Ante sua recusa, ela explicou:

- Estou indo fazer uma entrevista de emprego. A situação pro meu lado está difícil, desempregada e sem dinheiro até para a passagem.

Sentimentos contraditórios tomaram conta de nosso amigo: ficou penalizado, tomado daquela compaixão dalaimática; também se sentiu ressentido, já que a moça estava muito maquiada e fumando (“Para cigarro e cosméticos, ela arranja dinheiro” – chegou a pensar).

Prevalecendo o sentimento de compaixão, Eleutério enfiou a mão no bolso para retirar um trocado. Para sua surpresa, havia esquecido o dinheiro em casa.

- Você desculpa, mas estou vendo que estou sem dinheiro – falou. – Tenho que ir lá em casa buscar.

 Enquanto caminhava, Eleu (estou com preguiça de escrever o nome todo) ia pensando:

- O drama da mulher em questão, correndo atrás de emprego, é um exemplo do caos em que o país está mergulhado: enquanto alastra o desemprego, com a fome batendo à porta de muitos lares, vemos políticos, sem vergonha na cara, carregando malas de dinheiro roubado; magistrados, também sem vergonha na cara, nadando em salários e penduricalhos imorais e ilegais; presidente, desprovido de vergonha na cara, comprando votos de congressistas para não ser cassado. Esse é um quadro deprimente que afronta a nossa vergonha na cara.

Eleu foi até em casa, pegou o dinheiro e voltou para o ponto. A mulher ainda estava lá, disse que o ônibus não havia passado (estaria esperando o trocado?). Eleutério (a disposição voltou) deu-lhe a metade do valor da passagem, pedindo que ela desse um jeito de conseguir o restante.
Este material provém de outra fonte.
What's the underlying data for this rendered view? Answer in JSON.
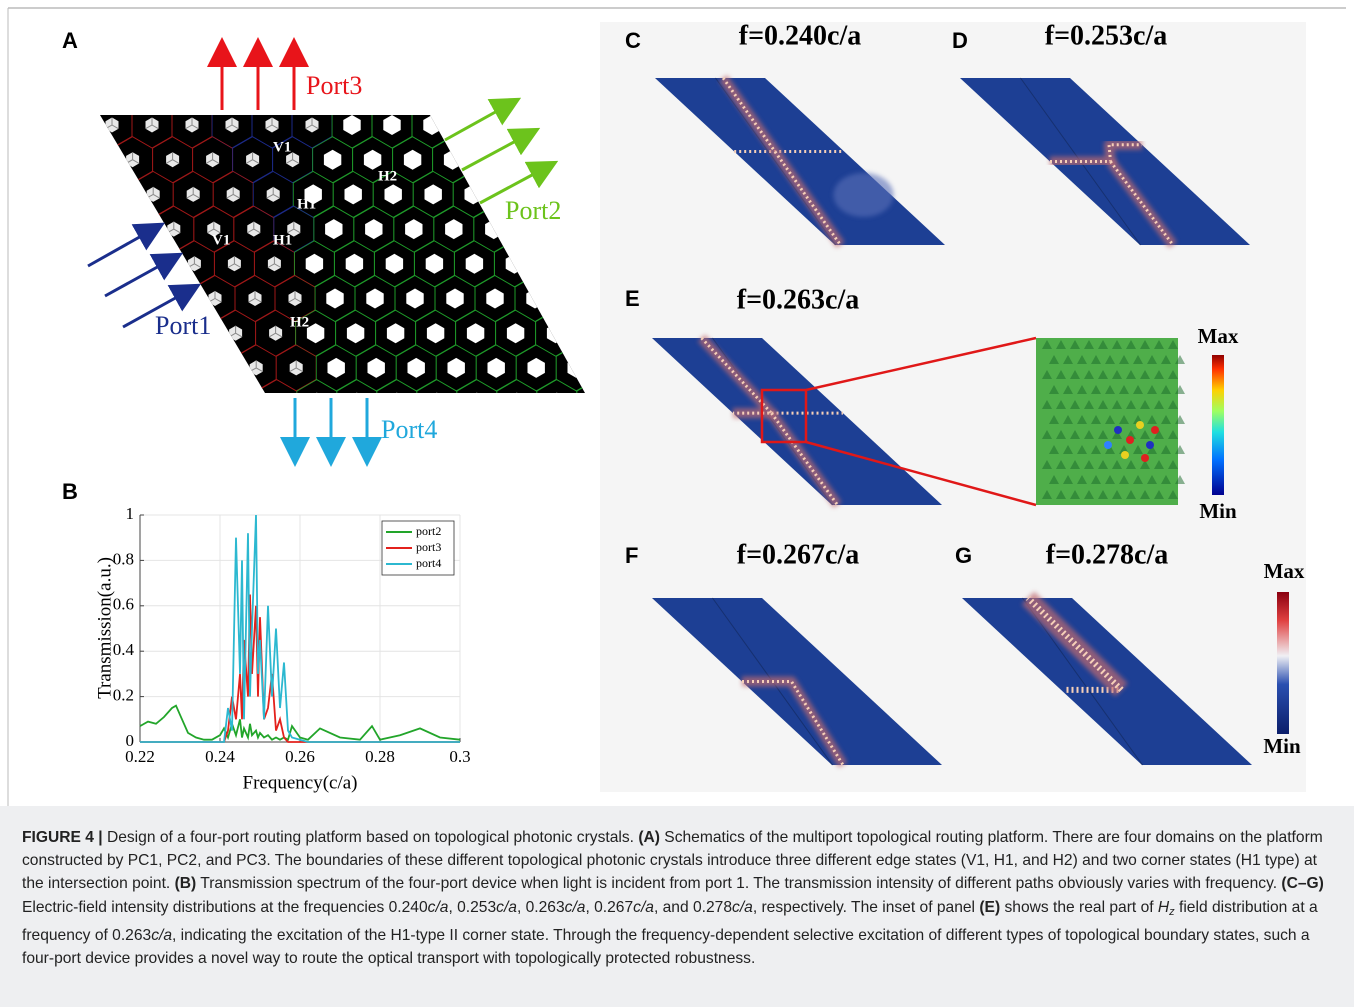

Pensa que foi maldade de Eleutério? Ele pensa que agiu assim porque reprovava o fato dela estar fumando, além de usar uma maquiagem muito carregada.

Quando veio o ônibus, a mulher não se levantou, permaneceu sentada no banco. Eleutério achou estranho. Aquilo lhe proporcionou uma derradeira e dramática reflexão:

- Está vendo como você é uma pessoa mesquinha, Eleutério? Por causa de sua sovinice e de seu falso moralismo, alguém está perdendo o emprego. Por que não lhe deu todo o dinheiro da passagem? Não vê que o fato dela estar fumando se deve à sua ansiedade e nervosismo? Não percebe que a maquiagem carregada é para causar boa impressão na entrevista?

Eleutério sabia, com tanta consideração e reflexão, algum trocado ia sobrar pra ele. No fim, ficou com sentimento de culpa: impediu uma menina de conseguir um emprego. É isso que dá ter vergonha na cara. Mas ele não lamenta ser assim, já que vergonha na cara é uma qualidade de caráter e que anda fazendo muita falta no Brasil.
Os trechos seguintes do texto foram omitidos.